5. The pension bomb has already defeated unions
It's not a question of whether there will be reforms of state and local public employee pensions. It's a question of when those reforms will happen, and if they occur in time to stave off a disaster for taxpayers.
Scott Walker tried to address one small part of this crisis by asking public employees to contribute more from their paychecks to the state's pension fund. The way the unions reacted, one would have believed that Walker was trying to take their pensions away. The effort to require public employees to contribute the same amount to their pension fund as most private citizens is going to be duplicated nationwide once pension bombs begin exploding.
According to the Christian Science Monitor, "Nationwide, state pensions were underfunded by $600 billion in 2009. That accounts for about half of the $1.26 trillion gap in overall retirement benefits owed to public employees that year." The article notes that "states have only set aside $31 billion to cover the health care of its retirees – just five percent of the $635 billion they already owe."
State governors are watching the recall effort very closely. While the issue of collective bargaining reform will not doom Walker's chances, the very fact that he was recalled in the first place as a result of Act 10 makes politicians nervous. Can governors take on unions with regard to their pension and health benefits, which are out of control and need to be reined in?

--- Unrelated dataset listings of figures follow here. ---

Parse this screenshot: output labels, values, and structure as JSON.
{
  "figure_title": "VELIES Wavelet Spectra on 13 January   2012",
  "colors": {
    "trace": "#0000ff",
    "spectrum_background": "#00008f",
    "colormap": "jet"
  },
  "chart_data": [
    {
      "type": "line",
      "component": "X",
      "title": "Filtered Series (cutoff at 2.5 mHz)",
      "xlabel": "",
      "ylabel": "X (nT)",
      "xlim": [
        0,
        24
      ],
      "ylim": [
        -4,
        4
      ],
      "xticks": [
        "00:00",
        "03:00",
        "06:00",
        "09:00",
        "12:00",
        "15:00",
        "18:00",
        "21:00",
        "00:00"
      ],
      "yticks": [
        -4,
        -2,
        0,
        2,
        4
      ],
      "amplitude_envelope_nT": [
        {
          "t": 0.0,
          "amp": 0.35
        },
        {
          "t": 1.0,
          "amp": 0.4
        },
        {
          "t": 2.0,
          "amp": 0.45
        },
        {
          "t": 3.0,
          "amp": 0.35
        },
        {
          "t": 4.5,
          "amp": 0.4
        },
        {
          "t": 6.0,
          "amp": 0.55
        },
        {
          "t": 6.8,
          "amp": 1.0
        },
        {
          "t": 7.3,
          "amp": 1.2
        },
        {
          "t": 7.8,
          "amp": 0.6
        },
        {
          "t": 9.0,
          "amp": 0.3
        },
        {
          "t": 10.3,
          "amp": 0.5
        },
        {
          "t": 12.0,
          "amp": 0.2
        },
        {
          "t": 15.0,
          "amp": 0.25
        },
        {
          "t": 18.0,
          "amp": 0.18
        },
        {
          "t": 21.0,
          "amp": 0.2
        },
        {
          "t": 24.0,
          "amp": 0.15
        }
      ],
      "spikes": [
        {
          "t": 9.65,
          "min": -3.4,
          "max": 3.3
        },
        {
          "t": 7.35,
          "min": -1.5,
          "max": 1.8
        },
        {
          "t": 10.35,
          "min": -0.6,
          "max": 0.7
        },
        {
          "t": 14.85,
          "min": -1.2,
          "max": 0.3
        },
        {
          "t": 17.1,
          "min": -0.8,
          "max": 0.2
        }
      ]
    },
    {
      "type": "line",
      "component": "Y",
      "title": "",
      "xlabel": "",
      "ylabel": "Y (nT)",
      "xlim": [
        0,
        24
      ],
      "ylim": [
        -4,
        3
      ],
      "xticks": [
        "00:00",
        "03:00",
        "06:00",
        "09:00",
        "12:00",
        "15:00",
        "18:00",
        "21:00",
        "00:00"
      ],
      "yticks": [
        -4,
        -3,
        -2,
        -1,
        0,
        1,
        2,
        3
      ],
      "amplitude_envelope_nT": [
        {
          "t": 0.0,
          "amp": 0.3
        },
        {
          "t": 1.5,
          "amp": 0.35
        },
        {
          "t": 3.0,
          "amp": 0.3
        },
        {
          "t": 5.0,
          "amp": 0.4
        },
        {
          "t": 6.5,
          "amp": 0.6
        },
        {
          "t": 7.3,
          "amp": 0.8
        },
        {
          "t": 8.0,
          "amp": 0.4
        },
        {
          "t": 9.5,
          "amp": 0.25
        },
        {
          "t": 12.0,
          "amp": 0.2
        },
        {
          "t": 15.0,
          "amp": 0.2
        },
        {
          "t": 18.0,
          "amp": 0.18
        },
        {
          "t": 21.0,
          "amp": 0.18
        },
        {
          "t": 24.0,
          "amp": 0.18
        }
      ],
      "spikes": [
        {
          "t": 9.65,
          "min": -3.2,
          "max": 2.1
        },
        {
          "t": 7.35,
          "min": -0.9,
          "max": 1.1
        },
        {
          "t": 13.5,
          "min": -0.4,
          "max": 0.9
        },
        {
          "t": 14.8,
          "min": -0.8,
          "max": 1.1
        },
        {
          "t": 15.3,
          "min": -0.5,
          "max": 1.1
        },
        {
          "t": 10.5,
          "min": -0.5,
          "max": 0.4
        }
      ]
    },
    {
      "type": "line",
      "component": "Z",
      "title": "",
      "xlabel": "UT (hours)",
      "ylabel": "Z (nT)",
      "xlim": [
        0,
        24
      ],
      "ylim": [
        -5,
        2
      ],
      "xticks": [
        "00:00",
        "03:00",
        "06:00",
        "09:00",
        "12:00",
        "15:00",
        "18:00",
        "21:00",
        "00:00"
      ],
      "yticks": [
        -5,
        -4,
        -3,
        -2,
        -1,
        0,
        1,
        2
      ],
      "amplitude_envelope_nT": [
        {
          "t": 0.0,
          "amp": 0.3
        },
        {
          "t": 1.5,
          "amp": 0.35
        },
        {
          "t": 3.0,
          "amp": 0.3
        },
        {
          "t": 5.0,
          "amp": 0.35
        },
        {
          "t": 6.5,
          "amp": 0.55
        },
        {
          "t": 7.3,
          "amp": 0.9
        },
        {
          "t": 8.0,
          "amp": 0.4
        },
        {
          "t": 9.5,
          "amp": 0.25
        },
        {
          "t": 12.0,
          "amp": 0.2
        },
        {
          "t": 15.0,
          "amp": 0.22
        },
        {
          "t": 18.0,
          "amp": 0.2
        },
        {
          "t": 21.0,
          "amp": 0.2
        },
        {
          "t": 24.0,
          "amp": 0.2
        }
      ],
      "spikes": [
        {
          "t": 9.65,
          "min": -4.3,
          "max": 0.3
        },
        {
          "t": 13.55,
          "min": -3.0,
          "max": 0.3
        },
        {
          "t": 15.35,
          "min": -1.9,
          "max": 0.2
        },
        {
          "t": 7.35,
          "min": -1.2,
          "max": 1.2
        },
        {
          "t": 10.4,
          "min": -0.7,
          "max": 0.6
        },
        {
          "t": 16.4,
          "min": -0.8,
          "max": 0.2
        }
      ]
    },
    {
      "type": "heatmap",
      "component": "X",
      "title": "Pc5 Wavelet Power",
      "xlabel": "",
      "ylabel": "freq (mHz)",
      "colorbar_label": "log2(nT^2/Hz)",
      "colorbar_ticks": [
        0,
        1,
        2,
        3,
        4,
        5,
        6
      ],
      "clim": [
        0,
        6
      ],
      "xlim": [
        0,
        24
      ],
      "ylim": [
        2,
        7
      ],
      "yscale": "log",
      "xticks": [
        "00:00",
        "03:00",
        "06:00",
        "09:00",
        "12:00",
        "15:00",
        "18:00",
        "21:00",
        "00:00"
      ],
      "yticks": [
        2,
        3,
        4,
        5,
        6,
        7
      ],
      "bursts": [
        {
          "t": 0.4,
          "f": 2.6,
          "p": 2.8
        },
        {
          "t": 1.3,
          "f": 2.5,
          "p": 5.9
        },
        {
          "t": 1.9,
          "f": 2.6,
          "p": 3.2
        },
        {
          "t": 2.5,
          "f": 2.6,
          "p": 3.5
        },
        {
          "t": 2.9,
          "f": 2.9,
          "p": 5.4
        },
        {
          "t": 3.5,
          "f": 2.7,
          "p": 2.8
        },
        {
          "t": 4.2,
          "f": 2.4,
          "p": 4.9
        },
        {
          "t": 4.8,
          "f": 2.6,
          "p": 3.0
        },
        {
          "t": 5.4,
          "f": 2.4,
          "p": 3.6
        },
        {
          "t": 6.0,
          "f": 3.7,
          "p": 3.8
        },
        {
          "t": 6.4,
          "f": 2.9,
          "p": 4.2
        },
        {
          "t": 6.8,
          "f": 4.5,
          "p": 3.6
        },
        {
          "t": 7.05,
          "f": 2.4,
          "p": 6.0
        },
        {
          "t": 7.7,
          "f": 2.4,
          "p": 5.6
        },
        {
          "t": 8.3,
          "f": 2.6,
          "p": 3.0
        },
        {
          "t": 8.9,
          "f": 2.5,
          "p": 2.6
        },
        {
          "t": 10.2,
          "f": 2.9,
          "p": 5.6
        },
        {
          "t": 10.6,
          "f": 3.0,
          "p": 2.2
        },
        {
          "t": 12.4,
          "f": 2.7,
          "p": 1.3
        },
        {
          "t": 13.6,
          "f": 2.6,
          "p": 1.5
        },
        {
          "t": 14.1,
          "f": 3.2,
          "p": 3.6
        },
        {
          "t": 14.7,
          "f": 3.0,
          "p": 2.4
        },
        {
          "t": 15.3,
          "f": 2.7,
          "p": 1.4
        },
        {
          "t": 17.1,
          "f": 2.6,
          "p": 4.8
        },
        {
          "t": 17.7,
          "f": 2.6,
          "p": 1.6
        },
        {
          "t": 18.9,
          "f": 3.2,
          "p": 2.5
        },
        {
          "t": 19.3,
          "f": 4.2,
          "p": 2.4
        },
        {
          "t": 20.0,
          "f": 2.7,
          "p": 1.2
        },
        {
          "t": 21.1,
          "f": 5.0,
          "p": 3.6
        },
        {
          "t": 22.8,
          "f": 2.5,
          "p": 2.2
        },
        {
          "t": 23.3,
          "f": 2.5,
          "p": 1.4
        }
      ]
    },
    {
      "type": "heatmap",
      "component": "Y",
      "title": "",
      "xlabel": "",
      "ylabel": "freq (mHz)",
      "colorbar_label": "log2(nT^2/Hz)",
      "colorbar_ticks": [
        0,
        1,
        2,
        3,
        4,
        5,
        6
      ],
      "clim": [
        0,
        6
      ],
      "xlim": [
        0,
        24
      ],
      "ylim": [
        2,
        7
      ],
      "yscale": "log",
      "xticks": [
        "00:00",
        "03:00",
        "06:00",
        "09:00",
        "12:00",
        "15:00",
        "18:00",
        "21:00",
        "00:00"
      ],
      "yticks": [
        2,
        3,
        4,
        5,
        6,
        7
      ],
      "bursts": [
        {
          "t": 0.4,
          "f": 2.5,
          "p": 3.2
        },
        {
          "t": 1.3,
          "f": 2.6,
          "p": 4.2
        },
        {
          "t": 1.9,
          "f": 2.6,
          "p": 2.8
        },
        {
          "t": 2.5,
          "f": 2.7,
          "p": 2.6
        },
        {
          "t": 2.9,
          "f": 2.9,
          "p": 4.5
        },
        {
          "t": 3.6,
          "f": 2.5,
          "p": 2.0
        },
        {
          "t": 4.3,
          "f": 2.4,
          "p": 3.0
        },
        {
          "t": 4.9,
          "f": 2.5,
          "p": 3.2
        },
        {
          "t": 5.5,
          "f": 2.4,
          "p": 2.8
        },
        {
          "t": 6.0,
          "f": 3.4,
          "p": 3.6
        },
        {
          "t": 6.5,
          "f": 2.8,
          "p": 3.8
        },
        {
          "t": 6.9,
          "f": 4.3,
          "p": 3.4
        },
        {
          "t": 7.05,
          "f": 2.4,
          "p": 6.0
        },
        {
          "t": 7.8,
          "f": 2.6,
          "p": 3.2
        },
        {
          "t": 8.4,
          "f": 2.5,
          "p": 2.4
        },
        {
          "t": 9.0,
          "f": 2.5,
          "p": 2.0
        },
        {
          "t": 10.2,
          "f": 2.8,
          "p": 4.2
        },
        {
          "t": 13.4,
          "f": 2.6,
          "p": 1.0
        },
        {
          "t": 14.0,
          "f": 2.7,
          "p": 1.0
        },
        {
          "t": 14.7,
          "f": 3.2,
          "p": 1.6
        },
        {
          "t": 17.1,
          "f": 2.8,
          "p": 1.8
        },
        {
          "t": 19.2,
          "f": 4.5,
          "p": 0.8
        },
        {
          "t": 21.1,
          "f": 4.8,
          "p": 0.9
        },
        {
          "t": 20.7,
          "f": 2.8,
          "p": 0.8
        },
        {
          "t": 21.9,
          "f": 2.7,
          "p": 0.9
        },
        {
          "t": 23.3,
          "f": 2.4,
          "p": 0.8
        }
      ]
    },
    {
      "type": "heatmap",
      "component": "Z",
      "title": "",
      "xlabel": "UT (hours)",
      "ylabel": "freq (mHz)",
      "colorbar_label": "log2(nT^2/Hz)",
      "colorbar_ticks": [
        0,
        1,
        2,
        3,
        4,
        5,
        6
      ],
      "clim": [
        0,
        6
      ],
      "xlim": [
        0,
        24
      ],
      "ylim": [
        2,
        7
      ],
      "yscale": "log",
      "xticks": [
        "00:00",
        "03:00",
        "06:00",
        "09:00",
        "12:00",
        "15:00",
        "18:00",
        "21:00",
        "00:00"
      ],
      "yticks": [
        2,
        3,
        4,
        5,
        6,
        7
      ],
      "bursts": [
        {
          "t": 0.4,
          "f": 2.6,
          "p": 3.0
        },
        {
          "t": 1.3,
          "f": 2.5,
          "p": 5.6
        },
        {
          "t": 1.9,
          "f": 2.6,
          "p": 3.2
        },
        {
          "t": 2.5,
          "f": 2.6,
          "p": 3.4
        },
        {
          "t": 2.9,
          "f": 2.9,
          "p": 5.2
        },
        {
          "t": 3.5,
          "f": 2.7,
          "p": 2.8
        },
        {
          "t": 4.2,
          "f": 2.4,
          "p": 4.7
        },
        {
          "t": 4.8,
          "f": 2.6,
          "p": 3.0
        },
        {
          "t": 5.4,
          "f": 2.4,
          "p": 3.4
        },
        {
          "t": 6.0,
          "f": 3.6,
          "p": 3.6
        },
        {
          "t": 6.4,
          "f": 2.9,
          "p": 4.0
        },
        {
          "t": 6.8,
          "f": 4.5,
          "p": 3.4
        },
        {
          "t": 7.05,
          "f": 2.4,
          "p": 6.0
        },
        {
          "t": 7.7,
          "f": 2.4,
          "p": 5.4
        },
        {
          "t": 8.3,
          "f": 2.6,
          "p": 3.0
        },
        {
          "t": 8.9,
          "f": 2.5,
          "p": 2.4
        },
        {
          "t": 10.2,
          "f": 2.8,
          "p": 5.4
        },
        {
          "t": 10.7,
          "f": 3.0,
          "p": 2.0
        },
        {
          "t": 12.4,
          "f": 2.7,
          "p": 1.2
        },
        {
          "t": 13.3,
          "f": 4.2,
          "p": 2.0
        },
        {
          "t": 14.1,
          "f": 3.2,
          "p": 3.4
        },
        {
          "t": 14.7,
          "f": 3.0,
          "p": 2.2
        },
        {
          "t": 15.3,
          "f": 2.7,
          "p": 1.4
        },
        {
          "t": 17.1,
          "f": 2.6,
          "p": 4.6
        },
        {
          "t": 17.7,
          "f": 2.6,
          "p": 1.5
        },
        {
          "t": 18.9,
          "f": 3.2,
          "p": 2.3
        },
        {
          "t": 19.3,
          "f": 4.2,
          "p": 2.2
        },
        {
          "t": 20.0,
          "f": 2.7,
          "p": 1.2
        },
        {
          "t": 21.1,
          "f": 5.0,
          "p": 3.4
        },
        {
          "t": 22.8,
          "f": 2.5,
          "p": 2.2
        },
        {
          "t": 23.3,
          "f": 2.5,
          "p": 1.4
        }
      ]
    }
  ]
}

The Wall Street Journal says of Walker's efforts:
His political offense was daring to challenge the monopoly sway that public unions have come to hold over modern state government through collective bargaining. Public unions aren't like private unions that negotiate labor terms with a single company or workplace. Public unions have outsize influence because they can often buy the politicians who are supposed to represent taxpayers. The unions effectively sit on both sides of the bargaining table.
Thus over time they have been able to extort excessive wages, benefits and pensions, as well as sweetheart contracts like the monopoly provision of health insurance. Their focused special interest trumps the general interest of taxpayers, who are busy making a living and lack the time to focus on politics other than during elections or amid a fiscal crisis.
Fiscal crisis is just what many smaller governmental entities are in. Even at the brink of bankruptcy, public unions balk at taking the necessary medicine. How will the pension bomb be defused and ever-rising health care costs for retired public workers be successfully managed if the unions don't cooperate?
Eventually, whether they want to or not, unions will be forced to give in. And this is the final reason why unions have already lost regardless of the outcome in Wisconsin. Their ideas are outmoded and unsuitable for a modern society with problems relating to an aging population and shrinking work force to support them. This final reason for their defeat might do them in entirely unless the unions wake up and work with state and local governments to pull back from the abyss and find reasonable common ground to save what can be saved from this fiscal nightmare.